“Greater love has no one than this, that one lay down his life for his friends. You are My friends if you do what I command you.” John 15:13-14 NASB
“Jesus does not ask me to die for Him, but to lay down my life for Him. Peter said to the Lord, “I will lay down my life for Your sake,” and he meant it (John 13:37). He had a magnificent sense of the heroic. For us to be incapable of making this same statement Peter made would be a bad thing—our sense of duty is only fully realized through our sense of heroism. Has the Lord ever asked you, “Will you lay down your life for My sake?” (John 13:38). It is much easier to die than to lay down your life day in and day out with the sense of the high calling of God.” (Oswald Chambers, My Utmost for His Highest)
To lay down my life as friend of Christ: my heart thrills at thought of such commitment, faithfully lived. To truly accomplish such a desire, I must lay down my will and way so as to walk in obedience to His will and way. I must trust Him, His leading, His Presence, His provision.
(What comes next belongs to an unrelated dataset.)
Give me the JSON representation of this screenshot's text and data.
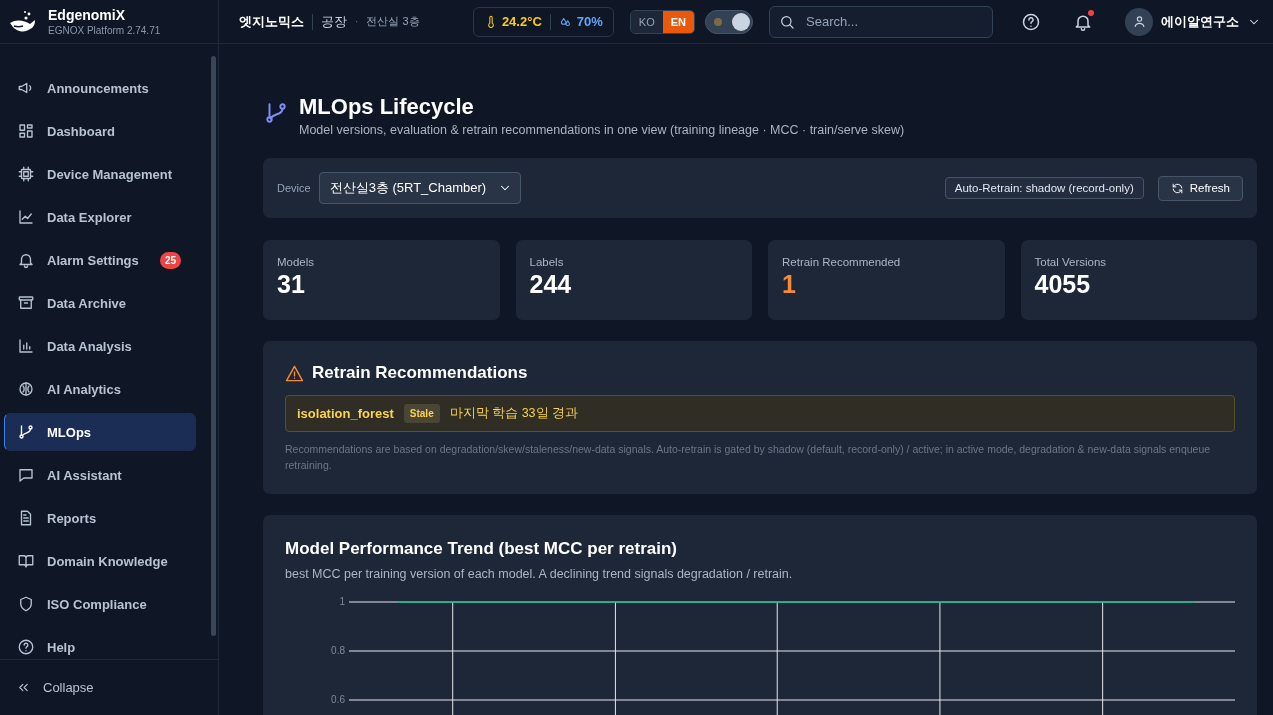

It takes a heroic Spirit to trust the lead of God, pressing past fleshly fear and one’s own desires and ideas of what’s best, to accomplish that which for fleshly, limited minds, is the unthought of, unimaginable, heights of God’s glory.
Who would have thought of the promised Kingdom of God rising up from the death of its King? And who, looking for that Kingdom to line up with their limited brains understanding, would lay down their life to walk that King to His death, feeling they might die with Him and the Kingdom be lost. Only those possessing a heroic Spirit.
Though we are on the side of more complete revelation and able to see more clearly than the disciples who saw the face of Christ, I wonder how many of us are dictated by fear rather than faith to lay self down as friend to the King and, trusting Him fully, to follow His lead dutifully, even to end of days. Following Jesus today still requires a heroic Spirit, and God has made provision for that need.
A hero is not someone who doesn’t know fear. A hero is one who does the needed right despite fear. He (or she) stands in the strength of God’s supply, laying fear at His feet, and does the needed righteousness out of faith’s commitment and trust. The better we get at heroically refusing to let our fears quench God’s Spirit in us, the more we will experience the fulfillment of His high calling in life.
Father, grant us to trust You enough to obey Your lead even when Your will and way makes no sense to our finite brains. Grant us courage to embrace Your directives, and, in the power of Your Spirit, to walk boldly into the glory of Your high calling. In service to The King, Amen.